Los llevó Castaño muy al norte, pero bien pronto fueron alcanzados por tropas del Virrey, que estaba encabronado, pues sin su permiso andaba don Gaspar armando expediciones en busca de preciados metales que sólo pertenecían al Rey.

El pobre don Gaspar volvió sin otros metales que los hierros de una cadena con que lo ataron de pies y manos. Así lo trajeron al Saltillo, y así, en cadenas, fue llevado a la capital de la Nueva España. De ahí lo mandaron a las Islas Marías. Don Gaspar pidió la clemencia del monarca. Buscando ciudades que no existían, alegó, había descubierto nuevas tierras para su Majestad. Al fin fue perdonado. Quiso entonces regresar a la Nueva España. No se cumplió su anhelo.

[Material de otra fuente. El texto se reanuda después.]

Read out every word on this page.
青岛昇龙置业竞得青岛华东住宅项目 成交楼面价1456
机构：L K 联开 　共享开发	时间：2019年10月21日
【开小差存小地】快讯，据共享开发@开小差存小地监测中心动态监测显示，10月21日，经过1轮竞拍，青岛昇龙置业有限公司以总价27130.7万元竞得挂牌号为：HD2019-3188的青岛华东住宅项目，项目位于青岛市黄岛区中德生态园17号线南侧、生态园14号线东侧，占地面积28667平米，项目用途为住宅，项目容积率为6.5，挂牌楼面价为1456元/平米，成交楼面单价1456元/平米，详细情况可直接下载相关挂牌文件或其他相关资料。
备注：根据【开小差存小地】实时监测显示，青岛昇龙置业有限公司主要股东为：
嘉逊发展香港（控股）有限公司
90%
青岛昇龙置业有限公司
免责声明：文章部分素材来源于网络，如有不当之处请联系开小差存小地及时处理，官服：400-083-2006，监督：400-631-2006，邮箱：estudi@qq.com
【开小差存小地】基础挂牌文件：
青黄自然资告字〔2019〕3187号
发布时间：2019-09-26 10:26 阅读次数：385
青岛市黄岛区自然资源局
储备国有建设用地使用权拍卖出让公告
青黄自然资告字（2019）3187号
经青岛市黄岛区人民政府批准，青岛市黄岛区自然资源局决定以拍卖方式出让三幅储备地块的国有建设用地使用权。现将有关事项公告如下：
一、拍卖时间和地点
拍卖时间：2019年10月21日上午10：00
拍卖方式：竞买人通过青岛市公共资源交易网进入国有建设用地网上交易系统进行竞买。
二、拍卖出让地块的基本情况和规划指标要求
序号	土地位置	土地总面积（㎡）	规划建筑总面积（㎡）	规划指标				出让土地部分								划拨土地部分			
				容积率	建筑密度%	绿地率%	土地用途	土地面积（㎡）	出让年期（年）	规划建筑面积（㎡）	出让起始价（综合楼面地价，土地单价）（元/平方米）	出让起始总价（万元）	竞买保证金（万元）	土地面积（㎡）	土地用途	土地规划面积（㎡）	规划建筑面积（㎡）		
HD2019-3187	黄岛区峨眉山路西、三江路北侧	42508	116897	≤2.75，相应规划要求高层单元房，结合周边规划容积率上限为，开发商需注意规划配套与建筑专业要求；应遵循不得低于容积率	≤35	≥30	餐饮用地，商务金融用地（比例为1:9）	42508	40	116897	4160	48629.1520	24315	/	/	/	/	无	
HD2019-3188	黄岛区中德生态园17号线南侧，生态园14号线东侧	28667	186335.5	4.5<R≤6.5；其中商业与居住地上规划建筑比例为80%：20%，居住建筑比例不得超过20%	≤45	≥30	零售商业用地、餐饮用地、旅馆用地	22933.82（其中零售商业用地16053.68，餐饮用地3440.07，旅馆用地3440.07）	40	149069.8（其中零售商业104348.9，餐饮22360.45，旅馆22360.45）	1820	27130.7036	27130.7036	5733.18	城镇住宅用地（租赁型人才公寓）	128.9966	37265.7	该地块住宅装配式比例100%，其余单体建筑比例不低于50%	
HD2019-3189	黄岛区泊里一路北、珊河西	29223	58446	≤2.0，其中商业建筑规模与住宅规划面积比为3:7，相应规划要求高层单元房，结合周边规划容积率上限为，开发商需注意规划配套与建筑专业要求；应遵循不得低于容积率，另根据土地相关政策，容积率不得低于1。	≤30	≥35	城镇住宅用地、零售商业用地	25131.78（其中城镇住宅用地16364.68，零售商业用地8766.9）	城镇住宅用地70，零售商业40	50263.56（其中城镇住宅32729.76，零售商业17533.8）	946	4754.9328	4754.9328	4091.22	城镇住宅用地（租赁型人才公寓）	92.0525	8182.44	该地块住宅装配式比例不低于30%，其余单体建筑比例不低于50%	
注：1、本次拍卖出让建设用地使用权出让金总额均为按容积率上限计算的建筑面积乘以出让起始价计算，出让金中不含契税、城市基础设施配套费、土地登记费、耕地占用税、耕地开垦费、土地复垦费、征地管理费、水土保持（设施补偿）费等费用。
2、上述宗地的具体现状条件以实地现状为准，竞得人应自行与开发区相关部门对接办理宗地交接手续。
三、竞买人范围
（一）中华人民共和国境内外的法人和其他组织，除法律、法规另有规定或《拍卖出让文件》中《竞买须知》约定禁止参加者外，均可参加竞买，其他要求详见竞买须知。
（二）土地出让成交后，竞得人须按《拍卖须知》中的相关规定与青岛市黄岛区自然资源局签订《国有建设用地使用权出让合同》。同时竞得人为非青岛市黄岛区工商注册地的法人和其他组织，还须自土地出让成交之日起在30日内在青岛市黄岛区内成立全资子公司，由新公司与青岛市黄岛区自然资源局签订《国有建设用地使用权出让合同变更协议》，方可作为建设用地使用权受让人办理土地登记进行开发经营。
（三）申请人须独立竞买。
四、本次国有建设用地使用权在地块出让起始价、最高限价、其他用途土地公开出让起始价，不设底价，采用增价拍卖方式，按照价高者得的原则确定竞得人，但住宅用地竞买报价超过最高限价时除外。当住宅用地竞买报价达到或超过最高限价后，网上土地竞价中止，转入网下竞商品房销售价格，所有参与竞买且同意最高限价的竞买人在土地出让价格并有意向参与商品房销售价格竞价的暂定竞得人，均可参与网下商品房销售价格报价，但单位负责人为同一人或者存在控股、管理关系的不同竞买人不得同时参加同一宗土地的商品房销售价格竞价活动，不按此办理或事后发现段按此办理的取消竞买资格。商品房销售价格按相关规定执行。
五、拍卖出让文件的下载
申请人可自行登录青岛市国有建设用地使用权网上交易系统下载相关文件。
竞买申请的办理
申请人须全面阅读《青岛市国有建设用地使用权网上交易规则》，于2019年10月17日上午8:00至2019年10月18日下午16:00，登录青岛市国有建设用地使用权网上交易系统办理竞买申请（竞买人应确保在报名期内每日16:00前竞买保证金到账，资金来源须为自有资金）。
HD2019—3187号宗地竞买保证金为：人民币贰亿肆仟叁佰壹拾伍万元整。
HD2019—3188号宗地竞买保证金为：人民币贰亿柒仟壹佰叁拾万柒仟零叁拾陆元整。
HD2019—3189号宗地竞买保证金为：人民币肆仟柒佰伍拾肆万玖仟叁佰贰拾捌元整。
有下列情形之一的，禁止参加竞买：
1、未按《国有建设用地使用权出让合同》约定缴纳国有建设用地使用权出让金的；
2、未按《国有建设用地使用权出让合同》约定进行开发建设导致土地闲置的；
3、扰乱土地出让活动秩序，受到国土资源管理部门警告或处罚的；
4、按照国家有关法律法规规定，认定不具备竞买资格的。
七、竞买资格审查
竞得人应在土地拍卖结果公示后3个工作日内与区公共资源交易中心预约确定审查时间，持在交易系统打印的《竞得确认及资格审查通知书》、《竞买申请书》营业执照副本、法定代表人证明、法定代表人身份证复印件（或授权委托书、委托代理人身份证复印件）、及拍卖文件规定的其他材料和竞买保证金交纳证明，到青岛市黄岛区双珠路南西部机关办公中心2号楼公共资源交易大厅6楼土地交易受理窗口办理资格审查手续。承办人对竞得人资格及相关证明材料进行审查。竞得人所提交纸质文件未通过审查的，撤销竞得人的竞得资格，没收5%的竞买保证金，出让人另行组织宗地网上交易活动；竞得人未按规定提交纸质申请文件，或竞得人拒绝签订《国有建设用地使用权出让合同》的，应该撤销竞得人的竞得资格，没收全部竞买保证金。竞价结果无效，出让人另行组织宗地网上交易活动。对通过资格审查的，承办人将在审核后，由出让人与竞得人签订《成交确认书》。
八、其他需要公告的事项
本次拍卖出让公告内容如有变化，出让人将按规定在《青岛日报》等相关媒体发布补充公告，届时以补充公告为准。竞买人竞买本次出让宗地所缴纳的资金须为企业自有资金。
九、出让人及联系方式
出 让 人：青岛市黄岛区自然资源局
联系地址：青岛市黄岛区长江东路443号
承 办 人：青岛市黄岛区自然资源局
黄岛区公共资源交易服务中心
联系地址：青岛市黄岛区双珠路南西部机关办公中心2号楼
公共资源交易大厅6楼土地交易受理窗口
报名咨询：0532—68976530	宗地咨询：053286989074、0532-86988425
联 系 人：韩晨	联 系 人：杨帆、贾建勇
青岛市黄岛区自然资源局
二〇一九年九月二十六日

La nave en que venía, tripulada por galeotes chinos, fue apresada por ellos tras un sangriento motín donde perdieron la vida los europeos que venían en la nave. Todos fueron muertos por los amotinados, entre ellos don Gaspar.

Este es el ejemplo de mala suerte de ayer. Veamos el de mala suerte de hoy.

En un programa con música para traileros que pasa en horas de la madrugada por Radio Concierto se conoció el relato del triste suceso acaecido a uno de ellos. Llamádose Juan −así se dice en los corridos−, se vio en la necesidad de llevar a su esposa con él en uno de sus viajes. Se resistía el hombre a que su mujer lo acompañara, pero ella se empecinó en ir: su marido iba a pasar cerca de San Juan de los Lagos −cerca era a 150 kilómetros− y ella le debía una manda a la Virgen.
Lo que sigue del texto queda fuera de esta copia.